Рассветно алели верхушки ольшаника, сползающего с холма в широкий овраг. Распахнутое в утреннем нежном томлении небо пахло мартовской свежестью, отдающей лёгкой ольховой горчинкой. Саня-Саня с наслаждением втянул воздух через ноздри, задержал его в груди и медленно, словно жалея, выдохнул.

Его участок – большой, но обезображенный корявым, сколоченным из обломков и гнилушек забором, заваленный разным хламом, с низкой почернелой баней посередине, окружённый со всех сторон добротными коттеджами дачников, вызывал раздражение, как порченый зуб в белоснежной ровной челюсти. И тем большее недоумение порождал у прохожих построенный на этом же участке, в дальнем углу его, под пушистыми дерзкими елями, красивый, обитый нежно-салатовым сайдингом дом. Почти все были уверены, что дом этот принадлежит некоей родне Сани-Сани. Что бросили те строение из-за причуд и неуживчивого характера родственника, постыдились жить рядом с «чокнутым профессором».

Саня-Саня когда-то действительно был если не профессором, то преподавателем на военной кафедре какого-то питерского университета. Звали его в ту пору Александром Александровичем, он имел семью, квартиру в центре города, машину, уважение и регалии. На пенсию вышел рано, по-военному, в одно мгновение всё бросил, уехал жить на дачу, и никто никогда не видел ни его жены, ни детей, при нём остался только старый ржавый «жигуль».

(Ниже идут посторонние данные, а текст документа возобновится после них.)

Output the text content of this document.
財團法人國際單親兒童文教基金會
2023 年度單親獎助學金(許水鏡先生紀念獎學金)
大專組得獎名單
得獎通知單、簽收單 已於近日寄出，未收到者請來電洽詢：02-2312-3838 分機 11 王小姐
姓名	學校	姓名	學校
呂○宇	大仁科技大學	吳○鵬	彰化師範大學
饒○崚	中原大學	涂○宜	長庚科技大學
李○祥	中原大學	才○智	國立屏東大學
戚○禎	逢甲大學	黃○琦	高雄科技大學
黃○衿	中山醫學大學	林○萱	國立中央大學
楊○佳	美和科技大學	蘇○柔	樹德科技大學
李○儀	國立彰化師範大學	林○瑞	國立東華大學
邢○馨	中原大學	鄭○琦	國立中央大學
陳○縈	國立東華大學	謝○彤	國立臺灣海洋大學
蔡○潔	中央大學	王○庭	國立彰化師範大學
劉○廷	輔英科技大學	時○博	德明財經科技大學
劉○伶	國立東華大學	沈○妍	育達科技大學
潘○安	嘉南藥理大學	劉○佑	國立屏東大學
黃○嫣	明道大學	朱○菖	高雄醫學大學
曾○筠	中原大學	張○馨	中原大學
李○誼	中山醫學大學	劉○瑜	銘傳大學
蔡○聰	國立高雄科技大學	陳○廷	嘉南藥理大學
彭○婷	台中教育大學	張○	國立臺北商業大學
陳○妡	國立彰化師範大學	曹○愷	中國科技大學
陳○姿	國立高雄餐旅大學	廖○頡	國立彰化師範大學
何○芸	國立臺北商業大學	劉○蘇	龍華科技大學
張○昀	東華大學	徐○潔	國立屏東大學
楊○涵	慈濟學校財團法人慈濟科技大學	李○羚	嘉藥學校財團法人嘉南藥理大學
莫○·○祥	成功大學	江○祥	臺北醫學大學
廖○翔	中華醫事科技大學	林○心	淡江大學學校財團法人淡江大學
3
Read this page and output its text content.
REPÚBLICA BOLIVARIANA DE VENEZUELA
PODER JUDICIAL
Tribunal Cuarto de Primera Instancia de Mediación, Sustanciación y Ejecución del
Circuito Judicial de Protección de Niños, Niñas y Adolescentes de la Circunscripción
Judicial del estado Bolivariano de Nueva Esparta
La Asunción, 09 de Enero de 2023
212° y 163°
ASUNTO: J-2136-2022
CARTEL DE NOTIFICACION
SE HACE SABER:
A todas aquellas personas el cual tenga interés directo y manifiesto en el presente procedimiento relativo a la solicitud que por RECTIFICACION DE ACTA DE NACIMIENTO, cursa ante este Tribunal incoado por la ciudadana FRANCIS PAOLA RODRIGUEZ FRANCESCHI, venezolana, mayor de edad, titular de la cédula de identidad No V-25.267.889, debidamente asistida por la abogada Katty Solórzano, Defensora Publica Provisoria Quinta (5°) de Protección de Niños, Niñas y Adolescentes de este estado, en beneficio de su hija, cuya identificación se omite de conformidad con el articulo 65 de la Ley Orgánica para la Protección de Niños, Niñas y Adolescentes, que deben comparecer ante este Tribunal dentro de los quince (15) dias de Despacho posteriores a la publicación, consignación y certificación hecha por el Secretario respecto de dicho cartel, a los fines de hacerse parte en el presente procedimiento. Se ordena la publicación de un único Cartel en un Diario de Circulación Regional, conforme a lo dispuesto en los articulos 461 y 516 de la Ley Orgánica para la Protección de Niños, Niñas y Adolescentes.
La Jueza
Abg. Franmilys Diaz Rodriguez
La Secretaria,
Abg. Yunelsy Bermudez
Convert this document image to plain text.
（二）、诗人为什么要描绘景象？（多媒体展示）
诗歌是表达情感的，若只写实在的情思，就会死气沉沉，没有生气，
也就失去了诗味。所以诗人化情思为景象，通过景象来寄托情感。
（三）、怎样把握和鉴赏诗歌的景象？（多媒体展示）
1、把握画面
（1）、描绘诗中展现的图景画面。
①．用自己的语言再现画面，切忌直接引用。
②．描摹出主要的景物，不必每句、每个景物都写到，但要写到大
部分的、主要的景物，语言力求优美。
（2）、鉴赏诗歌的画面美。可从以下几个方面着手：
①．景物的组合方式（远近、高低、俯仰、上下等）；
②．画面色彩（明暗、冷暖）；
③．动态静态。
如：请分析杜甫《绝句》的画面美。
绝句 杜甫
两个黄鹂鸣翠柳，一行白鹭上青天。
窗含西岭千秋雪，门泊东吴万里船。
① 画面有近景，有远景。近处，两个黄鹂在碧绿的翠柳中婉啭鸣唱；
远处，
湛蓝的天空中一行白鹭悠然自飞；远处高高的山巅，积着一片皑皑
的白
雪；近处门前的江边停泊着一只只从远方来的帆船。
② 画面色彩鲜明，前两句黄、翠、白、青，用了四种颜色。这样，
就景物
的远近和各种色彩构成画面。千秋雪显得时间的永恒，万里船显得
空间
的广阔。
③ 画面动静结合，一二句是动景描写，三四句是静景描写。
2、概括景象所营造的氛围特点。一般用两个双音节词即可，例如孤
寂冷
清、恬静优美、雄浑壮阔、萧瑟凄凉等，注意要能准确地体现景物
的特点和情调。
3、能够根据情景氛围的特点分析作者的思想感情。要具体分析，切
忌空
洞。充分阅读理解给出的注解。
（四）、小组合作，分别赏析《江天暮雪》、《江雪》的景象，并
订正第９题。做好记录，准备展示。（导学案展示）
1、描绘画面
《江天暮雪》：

Впрочем, всю эту историю жизни «профессор» излагал сам, поэтому слушатели делили её и на два, и на три, а кто и вообще не верил ни единому слову, намекая на «справку в кармане». По первости местные мужики пытались задружиться с ним – предлагали выпить,поговорить за жизнь. Но Саня-Саня довольно резко отшивал таких друзей, поскольку сам не брал в рот ни капли. Несмотря на трезвый образ жизни, от одиночества ли, от неведомой никому тоски ли, от равнодушия ли к бытию, опускался он с каждым годом всё ниже и заметнее – почти не мылся, отчего вечно вонял козлятиной, ел всякую дрянь, учил местных баб кормить коров размоченными в кипятке картонными коробками, уверяя, что его козы очень даже любят такое пойло, особенно если коробки из-под печенья. В конце концов деревенское население махнуло на Саню-Саню рукой и стало относиться к нему, как и ко всем убогим, с терпеливым снисхождением. В их глазах он стал равен цыганам. И как-то сам собой к цыганам Саня-Саня и прибился.

Он подружился с Радой, с её мужиком. Тогда ещё детей у них было только трое. Любящий порассуждать и похвастать, как все ленивые люди, Радин муж быстро сошёлся с Саней-Саней на общих темах: политике и обороноспособности страны. Это была их любимая песня! Пока вечно беременная Рада обихаживала дом и детей, они сидели либо у печки, либо на завалинке – в зависимости от времени года, слушали радио и ругали правительство. Кричали, спорили, строили прогнозы, били кулаком по столу, снова ссорились и спорили.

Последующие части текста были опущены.